C'était plutôt très bien, un Mouret dans la moyenne si j'ose dire.
Et qui, tout en ressemblant à un film de Mouret, a tout de même son identité à lui :
J'entends par là que l'on retrouve ici tout ce qui fait le charme de son cinoche, à savoir une brochette de personnages immédiatement attachants – auprès desquels j'étais déjà bien après cinq minutes de film –, des chassés-croisés amoureux réjouissants – coups de foudre et infidélités à la carte bien sûr – et, évidemment, son sens du dialogue entre tout ce beau monde... toujours délicieux... Avec des phrases que l'on entend décidément que chez Mouret... Des répliques comme "Dans ce cas, je te demande par avance de m'excuser pour la peine que ça te fera" ou "Je te promets que son amant est un type formidable, sois rassuré, elle est entre de bonnes mains" (bon là comme ça, à l'écrit et sorties de leur contexte, c'est pas forcément hilarant j'en conviens, mais les familiers du cinoche de Mouret n'auront aucun mal à les entendre dans leur tête et comprendront de quoi je veux parler).
Bref, la plume du bonhomme est toujours aussi délicieuse.
Puis cette façon de filmer les gens qui s'aiment (enfin ! encore ? hélas plus...), et de te faire comprendre en un plan, un regard, que tel personnage est amoureux, ou au contraire ne l'est plus ; ou que tel personnage est en fait le fameux amant dont on parle... On passe deux heures à les écouter parler d'amour, et déployer leurs sentiments ; mais il reste quand même des choses à faire dire à la caméra, c'est beau.
Le tout comme d'habitude (sauf peut-être dans Mademoiselle de Joncquières – si ma mémoire ne me trompe pas) drapé dans ces éternelles et exceptionnelles délicatesse et bienveillance si typiques du cinoche de Mouret, c'est-à-dire que personne ne pense jamais à mal, tout le monde souffre sincèrement de faire souffrir l'autre... Alors on s'excuse, on s'explique, on essaie de ne blesser personne... Même le personnage de Sara Forestier, qui est, sur le papier, la salope de cette bande de trois amies (celle qui se tape le mari de l'une des deux autres), a, malgré ce rôle ingrat, en fait bon fond. Chez d'autres, ce pourrait être insupportable de naïveté/angélisme/délicatesse empruntée, mais chez Mouret, ça fonctionne toujours... (Serait-ce donc cela, le talent ?)
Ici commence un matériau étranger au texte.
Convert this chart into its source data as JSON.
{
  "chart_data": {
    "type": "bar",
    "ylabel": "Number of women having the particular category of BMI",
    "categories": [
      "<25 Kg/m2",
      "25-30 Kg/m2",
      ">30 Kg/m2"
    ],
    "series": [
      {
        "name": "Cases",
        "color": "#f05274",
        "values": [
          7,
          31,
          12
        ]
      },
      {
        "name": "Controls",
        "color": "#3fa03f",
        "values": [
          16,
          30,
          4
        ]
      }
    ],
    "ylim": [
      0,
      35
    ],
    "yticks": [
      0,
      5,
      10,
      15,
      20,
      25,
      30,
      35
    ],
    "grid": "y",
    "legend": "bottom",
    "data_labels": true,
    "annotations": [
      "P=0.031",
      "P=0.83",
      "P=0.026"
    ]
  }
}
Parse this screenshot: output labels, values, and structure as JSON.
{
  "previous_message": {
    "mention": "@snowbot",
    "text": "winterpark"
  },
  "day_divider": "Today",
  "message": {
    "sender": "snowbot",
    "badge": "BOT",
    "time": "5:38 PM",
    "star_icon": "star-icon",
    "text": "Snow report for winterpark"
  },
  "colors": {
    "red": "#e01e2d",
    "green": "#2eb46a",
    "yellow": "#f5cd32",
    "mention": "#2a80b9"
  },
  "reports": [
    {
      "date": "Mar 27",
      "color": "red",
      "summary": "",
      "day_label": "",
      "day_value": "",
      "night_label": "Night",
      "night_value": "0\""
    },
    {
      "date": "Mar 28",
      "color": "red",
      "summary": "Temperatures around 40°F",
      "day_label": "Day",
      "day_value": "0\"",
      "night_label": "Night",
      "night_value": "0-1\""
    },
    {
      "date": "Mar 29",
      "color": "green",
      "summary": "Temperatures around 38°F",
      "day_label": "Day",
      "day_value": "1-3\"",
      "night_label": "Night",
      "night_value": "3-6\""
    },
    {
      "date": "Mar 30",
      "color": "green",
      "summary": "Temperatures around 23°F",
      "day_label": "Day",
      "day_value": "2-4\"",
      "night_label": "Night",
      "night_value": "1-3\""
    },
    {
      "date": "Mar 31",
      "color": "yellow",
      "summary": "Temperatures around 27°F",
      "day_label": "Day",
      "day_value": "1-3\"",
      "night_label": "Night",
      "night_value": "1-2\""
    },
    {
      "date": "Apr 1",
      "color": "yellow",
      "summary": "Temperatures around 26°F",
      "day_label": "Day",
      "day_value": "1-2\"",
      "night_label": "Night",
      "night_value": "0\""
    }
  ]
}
Et je disais plus haut que ce film de Mouret a tout de même son identité à lui : elle passe en effet par une dimension assez inédite à mes yeux, celle d'une douleur diffuse constante, via le personnage d'India Hair, qui va au début du film vivre un deuil puis un sentiment de culpabilité assez terrible, qui s'avèrera l'enjeu émotionnel de son personnage (le principal du film, même si les trois partitions des trois amies du titre sont assez équilibrées). Et franchement, ça marche du tonnerre : je m'amuse toujours devant ses films, et souvent je jubile devant certaines répliques/dialogues ; mais pour la première fois ici j'ai été ému, et à plusieurs reprises j'ai senti un truc couler sur ma joue (comme dirait l'autre).
Et pourtant, ça reste globalement léger, on n’est pas pour autant sur une tonalité dépressive, ou ne serait-ce que grave. Ça reste fondamentalement léger. On en sort avec le sourire.
Bref, la recette habituelle du bonhomme, mais avec un petit ingrédient inédit, amer, qui lui donne un goût supplémentaire ! Je valide de mon côté.
Bref (bis) : ceux qui aiment le cinoche de Mouret devraient aimer ce film ; ceux qui ne le connaissent pas peuvent complètement le découvrir avec celui-ci ; et ceux qui ne l'aiment pas... rendez-vous service et redonnez-lui une chance.